Maybe you are just curious and want to find out how much power a device plugged into a USB port is drawing. Alternatively you maybe developing a USB-powered device and wish to find, more precisely how much energy it takes, either way you will usually use a USB breakout board together with a multimeter in between the USB port and device to measure voltage and current. There is however a far more convenient alternative which does away with the need for any hookup wires, breakout boards or additional equipment…

Measuring USB power

A USB-Stick in a tin.
Industry has not overlooked the fact that there are now billions of USB ports the world over, and many of the USB devices plugged into the ports can, now and again misbehave and cause problems. Engineers are curious by nature and like to find out what’s going on so that when a similar situation arises they know where to look for a solution. Often it is first necessary to isolate the USB device by inserting an adapter board in the USB connection to make current and voltage measurements. Even better is to use a USB tester which has all the measuring capabilities built-in.

A simple USB tester

It is possible to buy for just a few pounds or dollars, a really basic plug-in USB tester which uses a three-character (7-segment) LED read-out to indicate voltage and current values. For many applications this may be all you need to give a rough idea of what’s happening at the USB port. These offer a measuring resolution of 10 mV (which may be acceptable) but only 10 mA current resolution (which is often not precise enough) making these low-cost versions more suitable for general purpose testing. To make measurements in the articles listed, I therefore needed ‘something better’ in the form of a stick called the ‘USB Safety Tester’ which comes in at just under €20 and provides better measurement resolution, more features and a small black and white OLED display. One important consideration to be aware of when measuring USB devices such as Qi chargers is that they are able to supply a voltage level up to 20 V to achieve faster charging for the Quick Charge standard. That voltage level would be enough to fry a simple cheap USB tester.
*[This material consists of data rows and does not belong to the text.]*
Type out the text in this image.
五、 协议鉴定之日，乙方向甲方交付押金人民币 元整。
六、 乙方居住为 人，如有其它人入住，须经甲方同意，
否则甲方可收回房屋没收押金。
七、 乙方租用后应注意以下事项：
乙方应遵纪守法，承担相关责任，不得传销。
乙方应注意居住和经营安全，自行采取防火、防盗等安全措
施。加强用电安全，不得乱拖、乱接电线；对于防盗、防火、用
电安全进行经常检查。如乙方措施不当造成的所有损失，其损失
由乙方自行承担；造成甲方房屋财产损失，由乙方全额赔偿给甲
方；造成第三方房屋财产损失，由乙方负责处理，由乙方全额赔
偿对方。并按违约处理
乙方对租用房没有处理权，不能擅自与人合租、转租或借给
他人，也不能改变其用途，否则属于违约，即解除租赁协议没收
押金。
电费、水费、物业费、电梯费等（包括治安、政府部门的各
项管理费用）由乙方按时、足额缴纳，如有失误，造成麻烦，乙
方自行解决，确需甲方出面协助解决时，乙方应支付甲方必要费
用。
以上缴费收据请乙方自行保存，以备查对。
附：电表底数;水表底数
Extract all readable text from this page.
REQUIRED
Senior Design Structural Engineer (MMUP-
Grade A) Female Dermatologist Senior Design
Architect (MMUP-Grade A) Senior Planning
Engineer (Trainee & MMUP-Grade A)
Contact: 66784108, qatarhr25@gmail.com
A USB tester with color display

Under the lid
It’s logical that any Super-Duper USB tester has got to meet all the criteria listed above, so it must be able to cope with Quick Charge voltage levels and accurately make measurements with high resolution. Any other additional features it has will also be gladly accepted.
So here it is; the new tester. Not in the usual plastic blister pack but in a cool Altoids-like metal box with a window in the lid.
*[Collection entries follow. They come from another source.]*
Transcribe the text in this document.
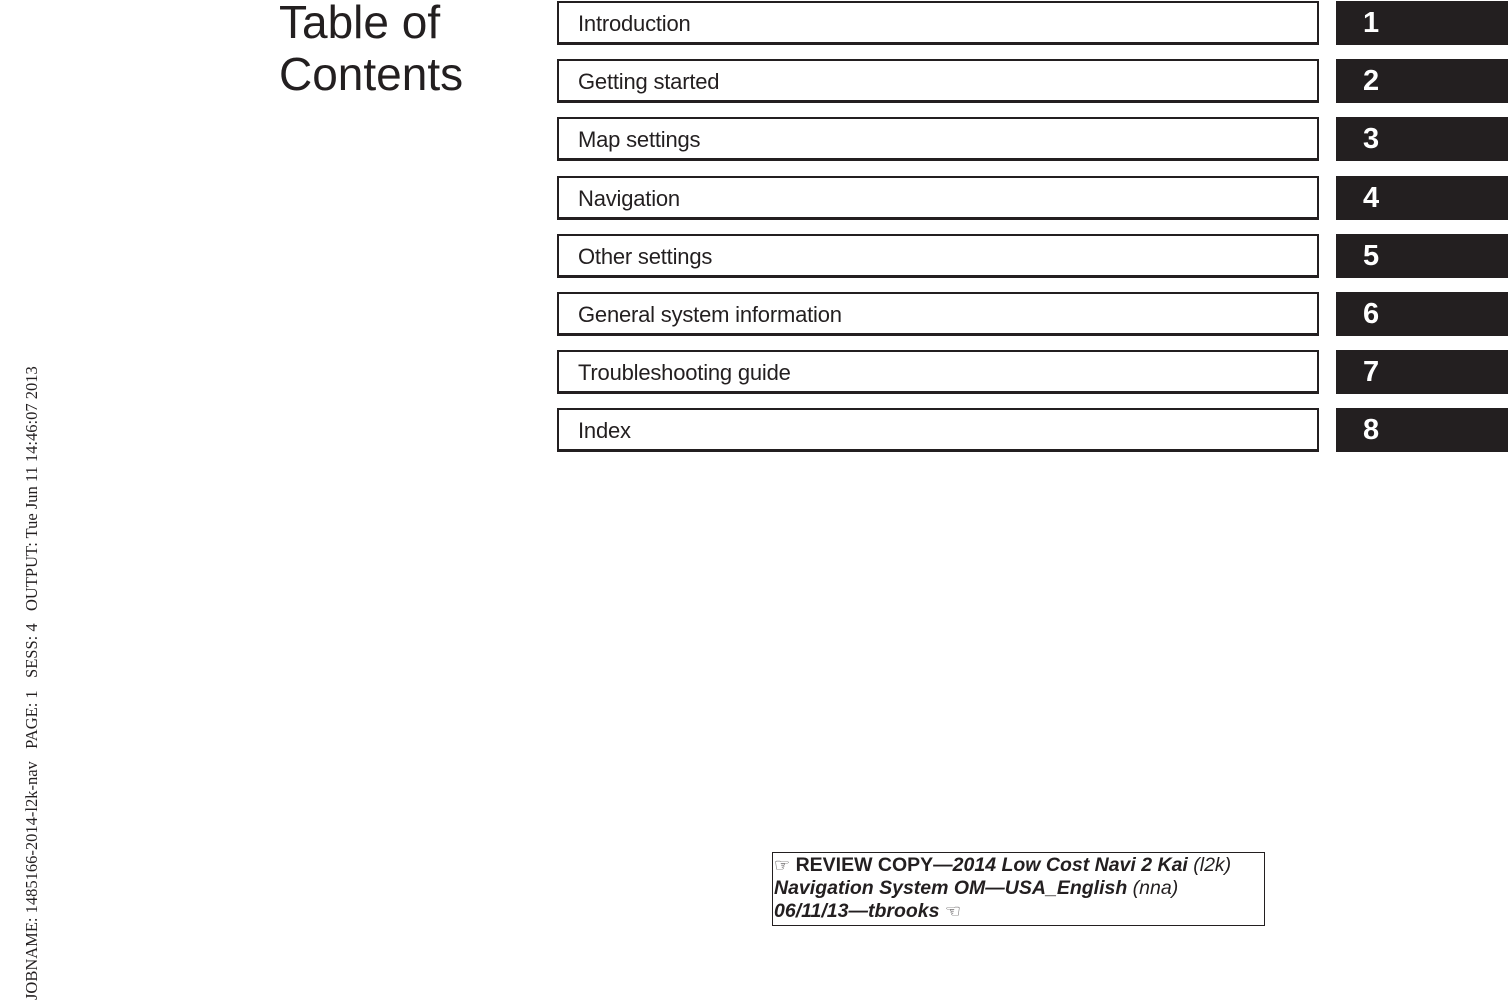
JOBNAME: 1485166-2014-l2k-nav   PAGE: 1   SESS: 4   OUTPUT: Tue Jun 11 14:46:07 2013
Table of
Contents
Introduction	1
Getting started	2
Map settings	3
Navigation	4
Other settings	5
General system information	6
Troubleshooting guide	7
Index	8
☞ REVIEW COPY—2014 Low Cost Navi 2 Kai (l2k)
Navigation System OM—USA_English (nna)
06/11/13—tbrooks ☜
It certainly looks good and what’s better is the built-in 1.44" (3.7 cm) diagonal display, its color LCD means it’s bright and really easy to read under different lighting conditions, in addition to the type number (UM25C), you can see that thanks to its five-character display, it is able to show voltage measurements with 1 mV resolution and current measurements with 0.1 mA resolution. What more could you possibly want?

It goes without saying that the tester also has loads more functions available. It can show the battery charging process (in mAh and mWh) and monitor the load resistance and actual power. As for USB sockets there are of course more than just the standard USB-A. When you pop off the box lid a QR code is revealed which takes you to a website with extensive instructions and software.